Looping over file contents

Maarten_Boonekamp · July 28, 2020, 3:02pm

ROOT Version: 6.18
Platform: Ubuntu
Compiler: 7.5.0

Hello,

When looping over keys in a file, is there a safe and more efficient way to retrieve the name of the corresponding object than obj = key->ReadObj() and obj->GetName?

I compared the standard (I think?) procedure:

  TList* list = dir->GetListOfKeys() ;
  TIter next(list) ;
  vector<TH1*> vTemp;

  while ( (key = (TKey*)next()) ) {
    TObject* obj = key->ReadObj();
    string histoname = obj->GetName();
    delete obj;    
    vTemp.push_back( (TH1*) f->Get( histoname.c_str() );
  }

and this short-cut :

  TList* list = dir->GetListOfKeys() ;
  TIter next(list) ;
  vector<TH1*> vTemp;

  while ( (key = (TKey*)next()) ) {
    string histoname = key->GetName();
    vTemp.push_back( (TH1*) f->Get( histoname.c_str() );
  }

The latter is orders of magnitude faster, but only works when the key name matches the corresponding object name, which is not always guaranteed.

Am I missing something? If not, wouldn’t it be useful to provide a function returning the list of objects in a file (bypassing the key list), or a way to access object name from the key without reading in the entire object?

Thanks
Maarten

vpadulan · July 28, 2020, 3:22pm

Hi @Maarten_Boonekamp,
Check out this answer and tell me if helps.
Cheers,
Vincenzo

pcanal · July 28, 2020, 3:27pm

If the object name does not match the key name, by definition, the object name information is then only available inside the object stream itself. In order to avoid having to unbox, you would need to enforce the “rule” that those 2 names must be the same.

Cheers,
Philippe.

Maarten_Boonekamp · July 28, 2020, 4:43pm

Thanks for the answer!
I’m not sure… these examples just count keys and prints their class names; I am comparing two methods to store a list of pointers to objects from a file, for more manipulation downstream. Sorry if I’m missing something…
Cheers,
Maarten

vpadulan · July 28, 2020, 4:54pm

Hi @Maarten_Boonekamp,
The link shows a more recommended way to iterate over the TList , as also shown in the docs.
Still, the caveat written by @pcanal is very true so you need key and object to have the same name to avoid further operations.
Cheers,
Vincenzo

Maarten_Boonekamp · July 28, 2020, 5:04pm

Thanks Philippe.

So you confirm that there is no such function as file->GetListOfObjects() returning a TList of TObjects, and that there is no other way to access an object’s name from a key than reading it in entirely?
Can I ask why (sorry for my ignorance)? TKey always seems an unnecessary layer to me, for such admittedly simple applications.

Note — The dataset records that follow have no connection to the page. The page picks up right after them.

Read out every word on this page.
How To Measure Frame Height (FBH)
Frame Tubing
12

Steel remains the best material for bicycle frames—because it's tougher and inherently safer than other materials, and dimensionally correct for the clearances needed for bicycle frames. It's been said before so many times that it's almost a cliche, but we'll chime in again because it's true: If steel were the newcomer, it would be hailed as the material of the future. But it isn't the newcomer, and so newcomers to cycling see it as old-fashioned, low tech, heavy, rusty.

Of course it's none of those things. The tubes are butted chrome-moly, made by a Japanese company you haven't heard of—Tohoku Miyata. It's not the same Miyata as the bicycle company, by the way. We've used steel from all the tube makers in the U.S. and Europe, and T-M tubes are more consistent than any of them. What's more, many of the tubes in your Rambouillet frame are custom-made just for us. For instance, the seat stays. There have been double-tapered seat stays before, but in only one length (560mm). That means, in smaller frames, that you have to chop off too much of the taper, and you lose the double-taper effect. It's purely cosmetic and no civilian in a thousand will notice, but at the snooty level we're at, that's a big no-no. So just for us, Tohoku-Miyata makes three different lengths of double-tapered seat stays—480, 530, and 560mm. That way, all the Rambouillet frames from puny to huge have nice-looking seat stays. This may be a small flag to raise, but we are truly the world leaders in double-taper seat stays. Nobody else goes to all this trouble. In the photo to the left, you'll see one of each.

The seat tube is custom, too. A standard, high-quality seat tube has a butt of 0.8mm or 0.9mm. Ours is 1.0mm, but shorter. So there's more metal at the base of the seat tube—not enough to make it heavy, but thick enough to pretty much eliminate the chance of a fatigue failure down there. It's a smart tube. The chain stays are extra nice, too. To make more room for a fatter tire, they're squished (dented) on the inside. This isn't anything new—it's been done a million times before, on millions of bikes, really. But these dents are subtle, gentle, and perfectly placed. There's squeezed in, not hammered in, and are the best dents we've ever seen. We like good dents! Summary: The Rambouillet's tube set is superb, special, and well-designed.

In the examples above, I do some further simple manipulations on the retrieved histograms, but in the first case, the CPU is completely dominated by the somewhat superfluous calls to ReadObj (again, only needed to get the name of the object). In the second case I access the histogram contents in the same way downstream, but they are never explicitly read in, and the execution is ~instant, but I will miss histograms that don’t have the same name as the key.

The problem is that when user1 writes out his histograms with h->Write(name), “name” is that of the key but the object preserves its initial name. When user2 later uses this, he gets into the sort of problems above.

So I think it would be useful to provide direct access to the list of objects in a file, or enable a more efficient access to an object name from a key. Another simple possibility would be to enforce that Write(name) also updates the name of the written object (this might pose other issues but I think this is what most people expect, actually).

Cheers,
Maarten

Maarten_Boonekamp · July 28, 2020, 5:06pm

Thanks again Vincenzo! I’ll improve my syntax but this is not really the issue, which I tried to explain better above.
Cheers,
Maarten

system · August 11, 2020, 5:06pm

This topic was automatically closed 14 days after the last reply. New replies are no longer allowed.